Origine et histoire de la Mairie
L’hôtel de ville de Rennes fut construit entre 1734 et 1743 par l’architecte Jacques V Gabriel, premier architecte du Roi, à la suite du grand incendie qui ravagea la ville en 1720. Les plans définitifs, validés par le conseil municipal le 23 mai 1734 sous le mandat du maire Toussaint-François Rallier du Baty, marquèrent le début des travaux après la pose solennelle de la première pierre le 12 avril 1734. L’édifice, composé de deux ailes classiques reliées par un décrochement en quart de cercle, abritait initialement les facultés de droit et de sciences dans son aile nord, ainsi qu’un cabinet de chimie occupé par le professeur Faustino Malaguti jusqu’en 1855.

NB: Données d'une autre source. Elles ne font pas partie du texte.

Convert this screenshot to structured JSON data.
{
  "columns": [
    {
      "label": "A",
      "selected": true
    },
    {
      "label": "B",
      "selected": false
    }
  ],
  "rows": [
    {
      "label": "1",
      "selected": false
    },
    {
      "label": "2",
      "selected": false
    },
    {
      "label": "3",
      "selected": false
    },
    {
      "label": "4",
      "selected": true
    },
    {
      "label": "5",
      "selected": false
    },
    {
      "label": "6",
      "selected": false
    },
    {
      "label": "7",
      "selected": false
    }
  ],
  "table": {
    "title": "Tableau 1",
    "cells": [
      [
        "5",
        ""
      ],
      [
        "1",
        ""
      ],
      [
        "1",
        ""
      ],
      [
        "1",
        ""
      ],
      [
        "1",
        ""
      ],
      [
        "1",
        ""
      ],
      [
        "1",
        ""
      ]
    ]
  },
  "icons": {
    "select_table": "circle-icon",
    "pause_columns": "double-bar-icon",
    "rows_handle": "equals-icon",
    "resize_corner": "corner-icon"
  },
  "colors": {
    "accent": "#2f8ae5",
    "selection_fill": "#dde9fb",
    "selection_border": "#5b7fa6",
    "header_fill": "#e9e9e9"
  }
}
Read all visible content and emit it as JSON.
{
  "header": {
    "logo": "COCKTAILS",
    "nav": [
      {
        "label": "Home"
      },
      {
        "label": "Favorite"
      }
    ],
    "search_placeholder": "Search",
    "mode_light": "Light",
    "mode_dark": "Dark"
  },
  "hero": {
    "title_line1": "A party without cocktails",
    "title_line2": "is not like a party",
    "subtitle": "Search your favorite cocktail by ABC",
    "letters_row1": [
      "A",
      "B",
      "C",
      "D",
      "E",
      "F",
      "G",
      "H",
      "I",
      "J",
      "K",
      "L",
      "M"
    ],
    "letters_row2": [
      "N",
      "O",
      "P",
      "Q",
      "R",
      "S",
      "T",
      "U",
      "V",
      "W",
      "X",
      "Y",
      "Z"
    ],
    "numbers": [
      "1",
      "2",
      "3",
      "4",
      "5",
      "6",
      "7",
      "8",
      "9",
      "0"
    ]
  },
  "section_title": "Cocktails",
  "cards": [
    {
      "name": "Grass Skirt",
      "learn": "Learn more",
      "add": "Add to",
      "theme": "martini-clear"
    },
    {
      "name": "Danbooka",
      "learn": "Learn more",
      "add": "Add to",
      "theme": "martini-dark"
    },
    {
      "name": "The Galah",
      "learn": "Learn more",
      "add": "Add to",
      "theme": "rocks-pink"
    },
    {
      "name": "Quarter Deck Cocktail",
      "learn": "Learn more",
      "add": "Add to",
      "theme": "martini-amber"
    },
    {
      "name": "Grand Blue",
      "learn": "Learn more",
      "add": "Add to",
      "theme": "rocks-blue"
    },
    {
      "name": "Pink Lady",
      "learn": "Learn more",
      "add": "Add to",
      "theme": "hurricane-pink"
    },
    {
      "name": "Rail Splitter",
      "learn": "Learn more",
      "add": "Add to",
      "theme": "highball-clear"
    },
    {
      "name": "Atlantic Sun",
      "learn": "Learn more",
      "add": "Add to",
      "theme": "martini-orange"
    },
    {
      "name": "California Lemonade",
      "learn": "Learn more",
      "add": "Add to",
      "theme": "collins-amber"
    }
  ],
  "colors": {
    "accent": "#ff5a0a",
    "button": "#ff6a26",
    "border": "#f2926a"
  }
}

Au début du XXe siècle, l’hôtel de ville fut profondément remanié sous l’impulsion du maire Jean Janvier, qui le jugeait « indigne d’un chef-lieu ». L’architecte Emmanuel Le Ray y ajouta un escalier monumental dans l’aile sud et réorganisa les espaces intérieurs pour les rendre plus fonctionnels. En 1918, Janvier décida aussi de créer le « Panthéon rennais », une salle commémorative dédiée aux morts des deux guerres mondiales, de la guerre d’Algérie et d’Indochine, décorée par le peintre Camille Godet à partir de ses croquis de guerre. Inaugurée en 1922, cette salle symbolise la mémoire locale.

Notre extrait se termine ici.